2.2.2 Pause, Stop, Hide – For moving, blinking, scrolling, or auto-updating information, all of the following are true: Moving, blinking, scrolling: For any moving, blinking or scrolling information that (1) starts automatically, (2) lasts more than five seconds, and (3) is presented in parallel with other content, there is a mechanism for the user to pause, stop, or hide it unless the movement, blinking, or scrolling is part of an activity where it is essential; and Auto-updating: For any auto-updating information that (1) starts automatically and (2) is presented in parallel with other content, there is a mechanism for the user to pause, stop, or hide it or to control the frequency of the update unless the auto-updating is part of an activity where it is essential.
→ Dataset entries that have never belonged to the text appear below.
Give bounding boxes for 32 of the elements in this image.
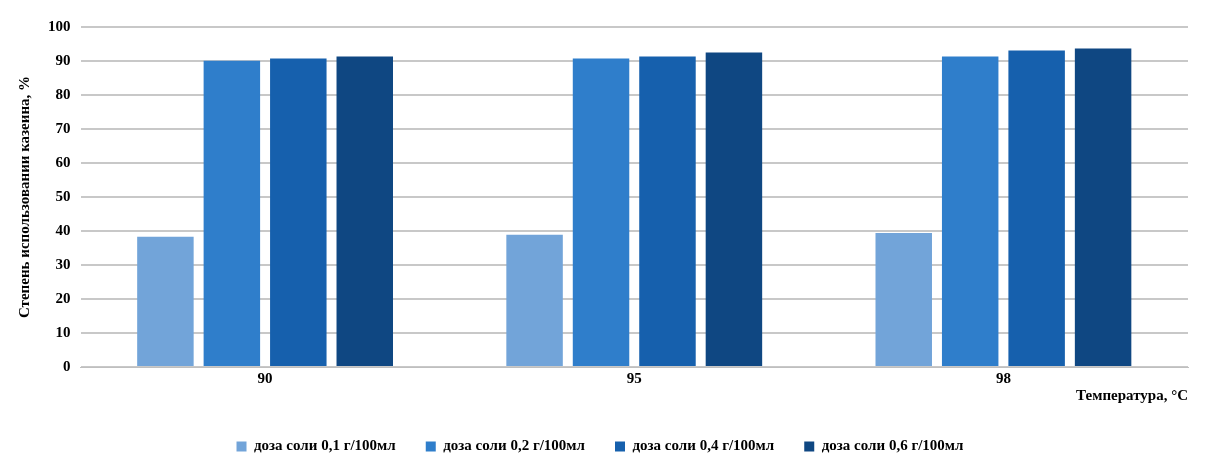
y-tick-label: 100 [48,17,71,34]
bar [705,52,763,366]
bar [270,58,327,366]
y-tick-label: 80 [55,85,71,102]
x-tick-label: 95 [626,369,642,386]
x-axis-title: Температура, °C [1076,386,1188,403]
y-tick-label: 40 [55,221,71,238]
y-tick-label: 10 [55,323,71,340]
y-axis-title: Степень использовании казеина, % [15,75,32,319]
y-tick-label: 60 [55,153,71,170]
bar [137,236,194,366]
bar [941,56,999,366]
bar [875,233,932,366]
y-tick-label: 30 [55,255,71,272]
legend-label: доза соли 0,1 г/100мл [254,437,397,454]
y-tick-label: 70 [55,119,71,136]
y-tick-label: 20 [55,289,71,306]
bar [1008,50,1065,366]
x-tick-label: 90 [257,369,273,386]
x-tick-label: 98 [995,369,1011,386]
bar [1074,48,1132,366]
legend-label: доза соли 0,6 г/100мл [821,437,965,454]
bar [336,56,393,366]
y-tick-label: 50 [55,187,71,204]
y-tick-label: 90 [55,51,71,68]
legend-label: доза соли 0,2 г/100мл [443,437,586,454]
bar [572,58,630,366]
bar [639,56,696,366]
y-tick-label: 0 [63,357,71,374]
legend-label: доза соли 0,4 г/100мл [632,437,775,454]
bar [203,60,261,366]
bar [506,234,563,366]
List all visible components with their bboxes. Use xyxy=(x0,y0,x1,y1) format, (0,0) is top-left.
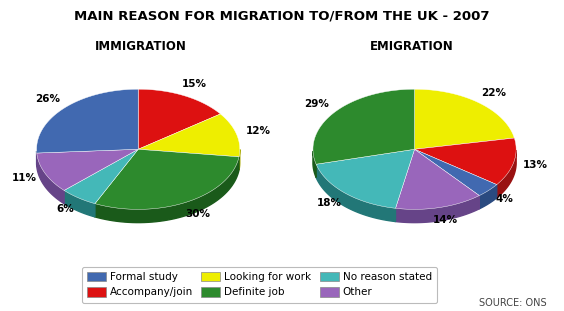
Polygon shape xyxy=(37,149,138,190)
Text: 15%: 15% xyxy=(182,79,207,89)
Text: 12%: 12% xyxy=(246,126,271,136)
Polygon shape xyxy=(497,150,516,198)
Polygon shape xyxy=(395,196,479,223)
Polygon shape xyxy=(95,149,239,209)
Polygon shape xyxy=(64,149,138,204)
Polygon shape xyxy=(138,114,240,157)
Polygon shape xyxy=(415,89,514,149)
Polygon shape xyxy=(37,153,64,204)
Polygon shape xyxy=(95,157,239,223)
Polygon shape xyxy=(415,138,516,185)
Text: 22%: 22% xyxy=(481,88,506,98)
Text: IMMIGRATION: IMMIGRATION xyxy=(95,40,187,53)
Polygon shape xyxy=(316,149,415,208)
Polygon shape xyxy=(64,190,95,217)
Polygon shape xyxy=(395,149,479,209)
Text: 13%: 13% xyxy=(523,160,548,170)
Text: 18%: 18% xyxy=(317,198,342,208)
Text: EMIGRATION: EMIGRATION xyxy=(370,40,453,53)
Polygon shape xyxy=(313,89,415,164)
Text: 4%: 4% xyxy=(496,194,514,204)
Polygon shape xyxy=(239,149,240,170)
Text: MAIN REASON FOR MIGRATION TO/FROM THE UK - 2007: MAIN REASON FOR MIGRATION TO/FROM THE UK… xyxy=(74,9,490,22)
Polygon shape xyxy=(316,164,395,221)
Text: 14%: 14% xyxy=(433,215,458,225)
Legend: Formal study, Accompany/join, Looking for work, Definite job, No reason stated, : Formal study, Accompany/join, Looking fo… xyxy=(82,267,437,303)
Text: SOURCE: ONS: SOURCE: ONS xyxy=(479,298,547,308)
Text: 29%: 29% xyxy=(304,99,329,109)
Polygon shape xyxy=(313,151,316,178)
Polygon shape xyxy=(479,185,497,209)
Polygon shape xyxy=(138,89,221,149)
Text: 6%: 6% xyxy=(56,204,74,214)
Text: 30%: 30% xyxy=(186,208,210,219)
Text: 26%: 26% xyxy=(36,94,60,104)
Polygon shape xyxy=(415,149,497,196)
Text: 11%: 11% xyxy=(12,174,37,183)
Polygon shape xyxy=(37,89,138,153)
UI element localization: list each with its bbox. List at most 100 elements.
2.3.1 Three Flashes or Below Threshold – Web pages do not contain anything that flashes more than three times in any one second period, or the flash is below the general flash and red flash thresholds.
2.4.1 Bypass Blocks – A mechanism is available to bypass blocks of content that are repeated on multiple Web pages.
2.4.2 Page Titled – Web pages have titles that describe topic or purpose.
2.4.3 Focus Order – If a Web page can be navigated sequentially and the navigation sequences affect meaning or operation, focusable components receive focus in an order that preserves meaning and operability.
2.4.4 Link Purpose (In Context) – The purpose of each link can be determined from the link text alone or from the link text together with its programmatically determined link context, except where the purpose of the link would be ambiguous to users in general.
2.5.1 Pointer Gestures – All functionality that uses multipoint or path-based gestures for operation can be operated with a single pointer without a path-based gesture, unless a multipoint or path-based gesture is essential.
2.5.2 Pointer Cancellation – For functionality that can be operated using a single pointer, at least one of the following is true: No Down-Event: The down-event of the pointer is not used to execute any part of the function; Abort or Undo: Completion of the function is on the up-event, and a mechanism is available to abort the function before completion or to undo the function after completion; Up Reversal: The up-event reverses any outcome of the preceding down-event; Essential: Completing the function on the down-event is essential.
2.5.3 Label in Name – For user interface components with labels that include text or images of text, the name contains the text that is presented visually.